Maryland Law on Spoliation

I remember learning about spoliation in law school. I never imagined how frequently these issues would affect my law practice. Particularly in truck accident cases where defendants seem to lose everything imaginable. Spoliation, for non-lawyers and new lawyers, is when the defendant purposefully or stupidly destroys evidence that it knows or should know would be relevant evidence at trial. Under Maryland law, there are many means to deter, penalize, and ameliorate the prejudicial effects of spoliation. The most common weapons, evidence sanctions, and/or corrective jury instructions, are available to Maryland trial judges as remedies to deal with acts of spoliation. These judges have wide discretion to deal with these parties that destroy evidence.

In Miller v. Montgomery County, 494 A.2d 761 (Md. App. 1985), the Maryland Court of Special Appeals explained that the destruction or alteration of evidence by a party to a lawsuit may give rise to inferences or presumptions unfavorable to the spoliator. What is the inference or presumption? That is up to the trial court who has wide discretion to fashion a remedy. The biggest factor is the intent or motivation of the destroying party. But make no mistake, notwithstanding Black’s Law Dictionary’s definition, a spoliation instruction in Maryland may be appropriate even if the party who lost or destroyed the evidence lacked malicious intent.
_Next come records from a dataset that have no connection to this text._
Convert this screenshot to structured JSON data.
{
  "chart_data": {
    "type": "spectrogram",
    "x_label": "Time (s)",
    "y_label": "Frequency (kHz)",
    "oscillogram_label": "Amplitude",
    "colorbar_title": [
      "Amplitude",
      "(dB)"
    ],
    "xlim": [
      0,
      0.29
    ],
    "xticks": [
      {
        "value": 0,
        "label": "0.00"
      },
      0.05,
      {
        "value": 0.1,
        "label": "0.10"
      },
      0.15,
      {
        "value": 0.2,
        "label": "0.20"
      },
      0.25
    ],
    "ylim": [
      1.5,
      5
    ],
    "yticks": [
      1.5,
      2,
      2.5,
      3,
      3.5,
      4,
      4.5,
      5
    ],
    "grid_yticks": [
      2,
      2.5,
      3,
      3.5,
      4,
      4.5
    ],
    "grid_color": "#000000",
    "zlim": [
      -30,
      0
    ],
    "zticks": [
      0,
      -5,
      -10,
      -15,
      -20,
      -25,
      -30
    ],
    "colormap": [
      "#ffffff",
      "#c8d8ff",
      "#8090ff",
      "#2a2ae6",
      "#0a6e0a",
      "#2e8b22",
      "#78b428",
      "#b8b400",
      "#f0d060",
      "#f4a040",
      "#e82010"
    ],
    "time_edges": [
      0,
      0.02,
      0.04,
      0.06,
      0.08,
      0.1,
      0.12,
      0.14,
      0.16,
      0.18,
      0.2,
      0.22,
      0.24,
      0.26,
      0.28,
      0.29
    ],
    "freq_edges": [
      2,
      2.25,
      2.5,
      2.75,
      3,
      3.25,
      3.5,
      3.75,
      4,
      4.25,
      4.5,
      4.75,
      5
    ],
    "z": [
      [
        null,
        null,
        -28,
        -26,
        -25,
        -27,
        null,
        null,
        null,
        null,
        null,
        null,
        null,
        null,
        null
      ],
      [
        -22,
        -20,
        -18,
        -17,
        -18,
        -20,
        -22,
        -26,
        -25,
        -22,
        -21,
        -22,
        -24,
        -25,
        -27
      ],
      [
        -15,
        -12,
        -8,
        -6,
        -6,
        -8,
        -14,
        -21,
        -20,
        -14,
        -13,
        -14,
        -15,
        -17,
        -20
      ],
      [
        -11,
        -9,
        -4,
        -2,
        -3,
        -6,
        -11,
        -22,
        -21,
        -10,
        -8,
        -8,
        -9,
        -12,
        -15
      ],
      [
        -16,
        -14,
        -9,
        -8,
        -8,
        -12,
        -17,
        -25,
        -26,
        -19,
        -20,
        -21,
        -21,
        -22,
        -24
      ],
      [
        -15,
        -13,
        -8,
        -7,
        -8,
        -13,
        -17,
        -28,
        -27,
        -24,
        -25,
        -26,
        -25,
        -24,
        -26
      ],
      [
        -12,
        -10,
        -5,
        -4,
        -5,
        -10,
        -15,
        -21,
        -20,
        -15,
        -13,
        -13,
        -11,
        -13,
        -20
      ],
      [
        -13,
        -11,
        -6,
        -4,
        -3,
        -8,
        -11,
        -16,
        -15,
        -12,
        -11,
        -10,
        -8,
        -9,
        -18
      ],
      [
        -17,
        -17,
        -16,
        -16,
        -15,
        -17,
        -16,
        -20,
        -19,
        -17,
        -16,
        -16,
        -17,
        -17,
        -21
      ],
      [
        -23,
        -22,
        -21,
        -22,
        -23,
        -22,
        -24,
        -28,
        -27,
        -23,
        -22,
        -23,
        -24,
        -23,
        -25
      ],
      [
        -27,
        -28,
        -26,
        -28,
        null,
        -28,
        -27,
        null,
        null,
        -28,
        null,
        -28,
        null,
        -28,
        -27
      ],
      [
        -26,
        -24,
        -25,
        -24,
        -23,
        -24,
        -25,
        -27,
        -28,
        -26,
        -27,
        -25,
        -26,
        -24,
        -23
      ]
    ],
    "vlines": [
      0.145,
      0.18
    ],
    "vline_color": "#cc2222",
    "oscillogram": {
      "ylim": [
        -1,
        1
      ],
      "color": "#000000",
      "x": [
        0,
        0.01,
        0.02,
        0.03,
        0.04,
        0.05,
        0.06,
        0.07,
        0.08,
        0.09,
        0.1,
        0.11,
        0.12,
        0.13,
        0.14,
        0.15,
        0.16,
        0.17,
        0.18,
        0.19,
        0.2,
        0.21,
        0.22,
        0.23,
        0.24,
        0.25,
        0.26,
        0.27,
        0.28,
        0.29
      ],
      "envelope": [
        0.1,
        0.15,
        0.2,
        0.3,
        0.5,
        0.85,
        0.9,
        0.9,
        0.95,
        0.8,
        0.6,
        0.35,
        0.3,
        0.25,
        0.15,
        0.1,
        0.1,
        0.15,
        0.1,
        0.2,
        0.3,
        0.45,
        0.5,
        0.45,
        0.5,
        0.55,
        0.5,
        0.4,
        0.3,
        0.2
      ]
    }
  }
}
Maryland courts have not hesitated to fashion a remedy in the form of sanctions for spoliation of evidence. Klupt v. Krongard, 728 A.2d 727, 738 (Md. App. 1999). The ultimate sanction of dismissal or default when spoliation may be imposed when the spoliation involves: (1) a deliberate act of destruction; (2) discoverability of the evidence; (3) an intent to destroy the evidence; (4) occurrence of the act at a time after suit has been filed, or, if before, at a time when filing is fairly perceived as imminent.
You can learn more about these to key Maryland spoliation opinions here.

When Is the Duty to Preserve Evidence Created?

Maryland law creates no general duty to preserve documents, things, or information. But you believe you may become a party to a lawsuit, you are not permitted to destroy unique, relevant evidence that might be beneficial to the opposing party.

What Is the Jury Instruction for Spoliation in Maryland?

The jury instruction for spoliation of evidence is as follows:

The destruction of or the failure to preserve evidence by a party may give rise to an inference unfavorable to that party. If you find that the intent was to conceal the evidence, the destruction or failure to preserve must be inferred to indicate that the party believes that his or her case is weak and that he or she would not prevail if the evidence was preserved. If you find that the destruction or failure to preserve the evidence was negligent, you may, but are not required to, infer that the evidence, if preserved, would have been unfavorable to that party.

Is Spoliation an Independent Tort in Maryland?

Spoliation is not an independent tort in Maryland.

How Does Maryland Law Define Relevant Evidence?

Maryland Rule 5-401 defines “relevant evidence as evidence that has a “tendency to make the existence of any fact that is of consequence to the determination of the action more probable or less probable than it would be without the evidence.